For years, the legal industry has broadly accepted that bringing legal work in-house can save money and provide greater control for corporate legal departments. While this belief holds true, our analysis, based on financial and operational data from the ACC 2025 Law Department Management Benchmarking Survey, reveals a more nuanced picture.
We identify precisely where and how insourcing translates into quantifiable financial advantages, equipping legal leaders with the empirical insights needed to optimize their operational models, allocate resources effectively, and demonstrate tangible value to their organizations.
Takeaways
- Data is Key. The prevailing wisdom about insourcing driving cost savings is often based on assumption. Our report provides rigorous, quantitative analysis to back up the real financial benefits.
- Not All Insourcing is Equal. A broad-stroke approach to insourcing does not necessarily lead to savings. Our research shows no simple correlation between overall insourcing rates and total legal spend.

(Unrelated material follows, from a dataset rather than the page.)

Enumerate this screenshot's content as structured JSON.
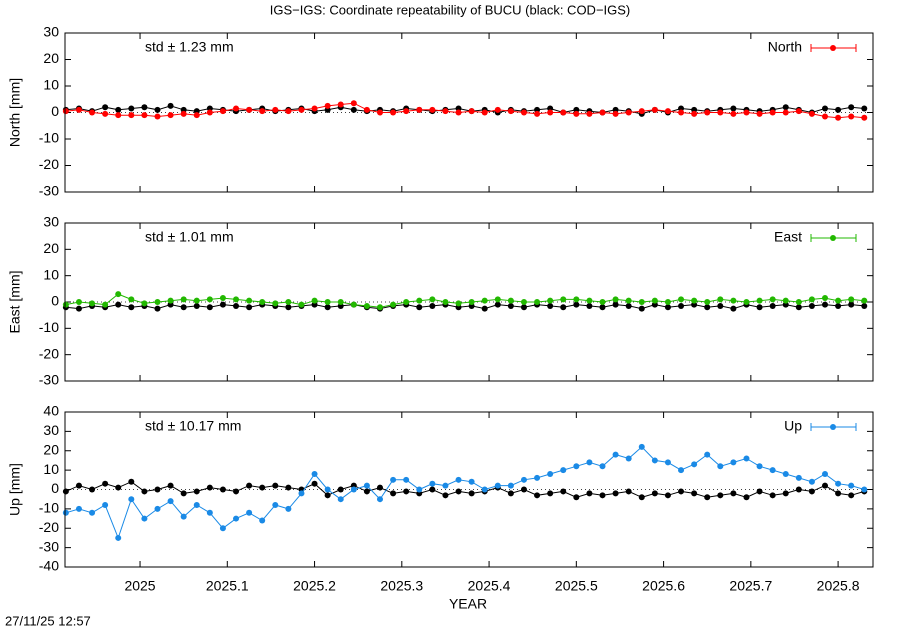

- Targeted Insourcing Drives Major Savings. Significant cost reductions are achieved by strategically insourcing specific, high-value legal work areas.
- Outside Counsel Spend is the Primary Lever. The substantial cost savings from targeted insourcing come primarily from a dramatic reduction in outside counsel expenditures. While internal operational costs may see a marginal increase, these are overwhelmingly offset.
- Empirical Evidence for Strategic Decisions. This report gives legal leaders the data-backed ammunition to identify precisely which legal work categories offer the greatest financial returns when brought in-house, justify internal growth and resource allocation to the C-suite, and optimize legal spend portfolios by building efficient hybrid models.